Likewise, what hypothetical denomination in 1792 would have the same buying power as a modern penny? (Presumably it would be much less than a half penny, which I understand was the smallest coin at the time).
Please don't use CPI. CPI only measures consumption bundles for wage workers.
If you want to measure inflation you need to ask why you're equating the value of money over time. www.measuringworth.com goes into this, in great detail, with multiple theoretical papers and multiple measuring systems for US inflation.
what amount of modern currency would have the same buying power as a 1792 dollar
To buy what? Playstations. No amount of 1792 money could buy playstations.
To buy a large business? %GDP
To buy a small business? %GDP/capita
To determine the labour cost of a project? Production worker compensation.
See measuring worth, they go through this problem in depth. From what I've read on the theoretical problem, and the concrete problem in extended period wage bargaining, the problem is intractable in capitalism as all money is contingent upon the market for money, and as the price of labour is fungible.
1792$1000 => 2011$
$24,300.00 using the Consumer Price Index
$23,300.00 using the GDP deflator
$396,000.00 using the unskilled wage
$1,120,000.00 using the Production Worker Compensation
$907,000.00 using the nominal GDP per capita
$67,800,000.00 using the relative share of GDP
The CPI bundle has to change over time, we drink less beer now than in the past, and buy more playstations. The purpose of CPI inflations is to indicate the long term cost of labour to capitalists.
The unskilled wage talks more about share of total social output, as does the Production Worker Compensation. One is the "minimum price of labour," the other the "average socially necessary" form of labour.
Nominal GDP per capita takes into account the growth in the number of people and the growth of the total economy.
GDP is the size of the total economy.
If you want to talk about building a Navy (for instance, how much were the Frigates worth compared to an Aircraft carrier), use GDP. If you want to know if a nation spanning industry was bigger then or now, use GDP/capita. Measuring worth explains these in detail.

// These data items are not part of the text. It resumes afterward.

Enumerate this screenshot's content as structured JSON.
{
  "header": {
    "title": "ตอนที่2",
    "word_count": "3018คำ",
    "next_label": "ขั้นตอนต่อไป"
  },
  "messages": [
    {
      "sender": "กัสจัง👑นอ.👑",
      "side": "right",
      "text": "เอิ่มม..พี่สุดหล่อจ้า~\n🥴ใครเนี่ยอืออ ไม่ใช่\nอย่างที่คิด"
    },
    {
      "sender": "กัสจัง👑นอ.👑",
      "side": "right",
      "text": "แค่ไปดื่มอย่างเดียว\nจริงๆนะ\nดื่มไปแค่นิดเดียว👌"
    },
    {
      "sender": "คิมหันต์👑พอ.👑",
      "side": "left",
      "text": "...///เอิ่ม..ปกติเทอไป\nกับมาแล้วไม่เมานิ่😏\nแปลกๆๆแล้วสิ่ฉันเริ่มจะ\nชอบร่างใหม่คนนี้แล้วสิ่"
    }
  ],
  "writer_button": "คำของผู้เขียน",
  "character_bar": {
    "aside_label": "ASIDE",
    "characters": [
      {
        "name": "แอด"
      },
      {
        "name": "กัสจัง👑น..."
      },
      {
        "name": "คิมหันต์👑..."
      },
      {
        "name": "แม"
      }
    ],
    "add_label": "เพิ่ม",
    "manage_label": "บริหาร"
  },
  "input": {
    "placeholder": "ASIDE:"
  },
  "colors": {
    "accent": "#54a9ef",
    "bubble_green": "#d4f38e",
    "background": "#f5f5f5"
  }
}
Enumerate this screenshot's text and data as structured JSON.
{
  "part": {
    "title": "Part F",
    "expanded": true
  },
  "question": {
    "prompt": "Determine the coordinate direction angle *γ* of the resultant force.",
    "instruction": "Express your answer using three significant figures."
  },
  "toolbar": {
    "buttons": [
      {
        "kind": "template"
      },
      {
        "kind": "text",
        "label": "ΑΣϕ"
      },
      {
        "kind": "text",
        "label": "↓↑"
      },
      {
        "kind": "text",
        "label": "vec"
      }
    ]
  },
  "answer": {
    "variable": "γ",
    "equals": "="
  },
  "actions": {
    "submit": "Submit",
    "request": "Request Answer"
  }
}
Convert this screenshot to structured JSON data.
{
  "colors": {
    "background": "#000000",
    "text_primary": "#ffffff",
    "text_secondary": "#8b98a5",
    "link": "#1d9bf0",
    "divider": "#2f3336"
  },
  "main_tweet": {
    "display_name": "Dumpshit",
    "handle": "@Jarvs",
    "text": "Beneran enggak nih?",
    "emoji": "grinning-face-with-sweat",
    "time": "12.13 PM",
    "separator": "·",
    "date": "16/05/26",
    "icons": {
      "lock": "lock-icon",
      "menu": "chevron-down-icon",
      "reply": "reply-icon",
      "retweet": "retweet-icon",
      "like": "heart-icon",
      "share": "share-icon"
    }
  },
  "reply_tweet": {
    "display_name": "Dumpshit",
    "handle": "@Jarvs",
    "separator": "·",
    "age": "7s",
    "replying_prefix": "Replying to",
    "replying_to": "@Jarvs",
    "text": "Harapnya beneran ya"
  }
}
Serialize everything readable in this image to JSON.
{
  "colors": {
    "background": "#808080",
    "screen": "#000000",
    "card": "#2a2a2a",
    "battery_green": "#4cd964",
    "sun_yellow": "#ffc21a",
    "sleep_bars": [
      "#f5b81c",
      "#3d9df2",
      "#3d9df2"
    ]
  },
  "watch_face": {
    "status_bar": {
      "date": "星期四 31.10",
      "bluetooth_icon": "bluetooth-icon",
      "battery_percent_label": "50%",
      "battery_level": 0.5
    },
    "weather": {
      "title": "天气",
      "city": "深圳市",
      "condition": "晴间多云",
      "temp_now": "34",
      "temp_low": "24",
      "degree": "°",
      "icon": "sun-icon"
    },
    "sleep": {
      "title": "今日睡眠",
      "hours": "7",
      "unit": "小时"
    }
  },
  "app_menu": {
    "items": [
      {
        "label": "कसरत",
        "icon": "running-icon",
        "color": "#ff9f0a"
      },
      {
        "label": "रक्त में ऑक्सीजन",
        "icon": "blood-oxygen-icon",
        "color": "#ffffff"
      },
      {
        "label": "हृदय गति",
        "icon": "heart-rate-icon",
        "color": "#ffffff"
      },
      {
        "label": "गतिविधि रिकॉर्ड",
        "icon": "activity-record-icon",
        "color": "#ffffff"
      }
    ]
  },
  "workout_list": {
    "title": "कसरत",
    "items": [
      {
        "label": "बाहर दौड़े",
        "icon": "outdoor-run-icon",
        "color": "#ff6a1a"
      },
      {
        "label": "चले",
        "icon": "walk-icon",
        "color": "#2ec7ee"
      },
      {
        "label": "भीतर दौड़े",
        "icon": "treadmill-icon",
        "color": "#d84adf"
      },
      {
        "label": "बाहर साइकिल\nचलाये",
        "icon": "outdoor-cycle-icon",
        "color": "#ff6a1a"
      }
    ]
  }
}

CPI is occasionally a valid measure for certain things. The cost of beer should be computed in CPI terms. But it is a poor measure for many many other things. For instance, the salary of Doctors shouldn't be computed in CPI terms, as Doctors aren't CPI wage labourers.
Taking the link SevenSidedDie found, it looks like a penny in 2007 would have been worth roughly 0.037 cents at the founding of the Republic.
The interesting thing is that if you look at the graph, almost all of this inflation happened after the 1930's. For most of the history of the USA, the buying power of our currency was fairly stable.
What changed in the '30's, you might ask? Well, that's when we untethered the dollar from any precious metal's value and let it float on its own.
If we grant that the dollar changed insignificantly until the 1934 when the dollar was detached from the gold standard, then we are left with some way of attaching value to something else that is constant.
Because all companies and their products are expressed in dollars, it would be a circular reference to attempt to use those. I see only one constant: the value of a common, unskilled laborer. Workers that require little or no training have been in demand since the beginning of time, and still exist today. Granted working at McDonald's today would be quite different than working in the woods hauling bins in the 1890s, but you could probably take either one and swap their positions and soon be at about the same rate of production on both sites.
We don't have the best metrics of this, but we do know that the 1938 minimum wage laws were set at 25 cents an hour. So an hour of an American worker's time was worth at least 25 cents. Today an hour of an American worker's time is worth $7.25. Simple math would lead us to indicate that a cent today is worth
$7.25 / .25 = 29 cents. The inverse of this would indicate 0.034 cents of those dollars for a cent of today.
This appears to also be in line with T.E.D.'s estimate of 0.037 despite using an entirely alternative system of calculation.